Nearly every student who studies abroad deems it the best thing he/she did during his/her college career. I am a passionate supporter of study abroad, and international and multicultural studies.
The opportunity to direct study abroad programs is a great privilege for any faculty member, and I am very thankful to have been as involved as I have been in study abroad education. With the increasing role of the internet in contemporary art, media, and business practices, I believe every college student's education, regardless of discipline, should be grounded in a globalized approach.
My own work is distinctly multicultural, and it has had a huge impact on my life as an educator. For many years now I have been writing on, shooting photos of, and producing films about the people of Ireland, where my ancestors are from. My work has explored Irish gender inequality, the rift between the Catholics and the Protestants, and the growing divide between the nation's youth and its older, more conservative generations. I've made films about immigration and prejudice, and the dramatic gap between the haves and have-nots in Irish social classes. My passion for all issues Irish led to me to develop a successful study abroad program in Dublin.
In the summers of 2007 and 2008, I took a typically diverse group of Temple University students to Dublin to study Ireland and intercultural communication. And for IEIMedia, I've taught documentary filmmaking to college students from across the country in Armagh, a gritty village in Northern Ireland that was the seat of the Troubles in the 1970s. With the changing faces of global communication and business, with new technologies making the distances between nations ever smaller, I believe it is crucial now more than ever that students learn to function as effective communicators in a global setting.

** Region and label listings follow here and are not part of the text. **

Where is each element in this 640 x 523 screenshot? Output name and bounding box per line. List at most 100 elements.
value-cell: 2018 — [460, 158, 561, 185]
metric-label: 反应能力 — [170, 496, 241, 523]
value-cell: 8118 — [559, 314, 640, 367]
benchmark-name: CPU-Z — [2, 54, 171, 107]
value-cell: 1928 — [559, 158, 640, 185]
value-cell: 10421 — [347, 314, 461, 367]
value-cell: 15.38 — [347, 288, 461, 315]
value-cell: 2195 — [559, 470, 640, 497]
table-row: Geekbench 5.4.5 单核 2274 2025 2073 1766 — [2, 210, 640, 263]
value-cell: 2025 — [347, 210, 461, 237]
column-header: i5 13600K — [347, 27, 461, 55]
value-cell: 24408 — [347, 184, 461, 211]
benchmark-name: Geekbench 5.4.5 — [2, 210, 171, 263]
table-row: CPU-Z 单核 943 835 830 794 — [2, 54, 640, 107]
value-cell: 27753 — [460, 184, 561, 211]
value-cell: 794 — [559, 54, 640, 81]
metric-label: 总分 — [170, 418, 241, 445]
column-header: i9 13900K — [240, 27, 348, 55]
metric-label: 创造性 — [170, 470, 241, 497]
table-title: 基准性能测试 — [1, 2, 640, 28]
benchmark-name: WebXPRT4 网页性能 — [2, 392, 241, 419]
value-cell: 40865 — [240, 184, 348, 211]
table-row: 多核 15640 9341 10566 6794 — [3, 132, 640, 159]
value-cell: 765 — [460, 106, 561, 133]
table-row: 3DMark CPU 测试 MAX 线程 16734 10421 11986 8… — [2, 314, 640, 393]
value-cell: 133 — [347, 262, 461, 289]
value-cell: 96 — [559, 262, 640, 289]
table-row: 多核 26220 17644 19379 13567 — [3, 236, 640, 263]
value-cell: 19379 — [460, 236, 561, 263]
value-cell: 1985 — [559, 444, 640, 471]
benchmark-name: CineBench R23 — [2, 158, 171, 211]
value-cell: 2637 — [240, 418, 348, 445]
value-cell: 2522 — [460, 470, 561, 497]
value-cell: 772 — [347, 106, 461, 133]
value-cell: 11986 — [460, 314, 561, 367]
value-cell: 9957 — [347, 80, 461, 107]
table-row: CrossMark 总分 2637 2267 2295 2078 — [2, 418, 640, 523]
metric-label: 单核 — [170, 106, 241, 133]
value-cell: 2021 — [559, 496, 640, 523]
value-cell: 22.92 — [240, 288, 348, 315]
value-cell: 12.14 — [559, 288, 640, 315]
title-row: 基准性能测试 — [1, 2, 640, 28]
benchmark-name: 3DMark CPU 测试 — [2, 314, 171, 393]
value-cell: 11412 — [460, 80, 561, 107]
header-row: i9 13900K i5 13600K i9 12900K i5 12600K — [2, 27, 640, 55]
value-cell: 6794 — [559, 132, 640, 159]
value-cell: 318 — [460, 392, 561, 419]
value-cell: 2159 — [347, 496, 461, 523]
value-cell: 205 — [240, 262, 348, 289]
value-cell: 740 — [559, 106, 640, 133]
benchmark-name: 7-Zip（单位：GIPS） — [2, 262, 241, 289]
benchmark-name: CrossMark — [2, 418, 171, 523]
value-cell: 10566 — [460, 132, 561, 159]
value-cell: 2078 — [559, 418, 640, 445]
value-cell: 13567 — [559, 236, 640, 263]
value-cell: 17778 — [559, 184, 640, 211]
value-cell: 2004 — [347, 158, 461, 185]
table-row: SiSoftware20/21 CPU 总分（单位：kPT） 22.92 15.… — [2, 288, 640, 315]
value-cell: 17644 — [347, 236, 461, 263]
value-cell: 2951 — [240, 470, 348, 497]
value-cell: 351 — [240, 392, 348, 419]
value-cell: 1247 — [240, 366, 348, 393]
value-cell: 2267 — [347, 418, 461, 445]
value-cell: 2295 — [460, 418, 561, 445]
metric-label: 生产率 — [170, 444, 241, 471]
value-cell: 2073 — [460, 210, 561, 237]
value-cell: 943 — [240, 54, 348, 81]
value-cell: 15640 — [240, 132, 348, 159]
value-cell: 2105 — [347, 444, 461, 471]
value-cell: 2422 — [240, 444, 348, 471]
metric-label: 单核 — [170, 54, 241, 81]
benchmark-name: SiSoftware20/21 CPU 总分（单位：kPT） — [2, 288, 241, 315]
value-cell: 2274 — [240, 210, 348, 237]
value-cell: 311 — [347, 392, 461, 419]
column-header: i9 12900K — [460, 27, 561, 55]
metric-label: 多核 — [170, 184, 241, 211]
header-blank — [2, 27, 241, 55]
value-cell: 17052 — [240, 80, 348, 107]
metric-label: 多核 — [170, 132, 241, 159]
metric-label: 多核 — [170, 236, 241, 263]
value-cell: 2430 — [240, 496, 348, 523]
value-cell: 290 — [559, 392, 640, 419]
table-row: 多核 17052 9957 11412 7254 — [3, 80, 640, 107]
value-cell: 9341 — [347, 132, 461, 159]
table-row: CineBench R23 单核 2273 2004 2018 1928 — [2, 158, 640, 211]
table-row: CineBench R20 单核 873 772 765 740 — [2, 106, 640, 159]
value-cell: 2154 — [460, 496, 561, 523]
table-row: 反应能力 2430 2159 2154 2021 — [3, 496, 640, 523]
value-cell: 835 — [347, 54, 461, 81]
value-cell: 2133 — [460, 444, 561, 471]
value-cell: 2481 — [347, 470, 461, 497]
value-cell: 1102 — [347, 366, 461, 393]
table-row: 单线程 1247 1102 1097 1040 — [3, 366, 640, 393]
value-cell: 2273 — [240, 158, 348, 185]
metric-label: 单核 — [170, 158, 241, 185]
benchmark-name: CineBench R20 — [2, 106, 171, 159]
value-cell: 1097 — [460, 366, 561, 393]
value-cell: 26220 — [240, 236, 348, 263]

The program I have designed for Dublin is not a tourist's vision of the city. The students and I have visited some of the most run-down, formerly dangerous parts of the city - areas that were until recently controlled by druglords and organized crime, areas full of the working poor and recent immigrants from third-world nations. My students have left Ireland with an understanding of the diversity and working everyday life of the nation. They've also left with a love for the place, a shared passion for a city that was their home away from home for a short time. If I can impart just a fraction of my love and enthusiasm for Ireland to my students, I've done my job.
The program has been a huge success, with multiple students telling me that it was the greatest experience of their lives to date. More rewarding than that praise, though, is the promise they make to me that they will continue to travel, open their eyes to the world around them, and step outside the comfort zone of the lives they've built in the U.S. Two of my former students from my Dublin program were so taken with the city that they secured jobs in and moved to Ireland.
The programs I ran in Ireland were such great successes that Temple University asked me to institute the curriculum in London in summer 2009. There I had similar success, integrating the studies of travel writing and intercultural competence that I introduced in the Dublin program into a multicultural exploration of perhaps the world's most globalized city. My work in developing these programs was invaluable in helping me to author a new degree at Temple University, the Certificate in International Studies. Now I've brought my passion for study abroad to a new school, Portland State University. In addition to directing study abroad programs, I will continue to present my research on international education at upcoming conferences, and to write about and campaign for the value of studying abroad.
There are few things in life as important as travel, as seeing the world, as learning what it has to teach us. Most people's excuses for not traveling – not enough money, not enough time, too many responsibilities at home – are just that, Excuses. It's not really that complicated - if you want to go, GO. The planet awaits.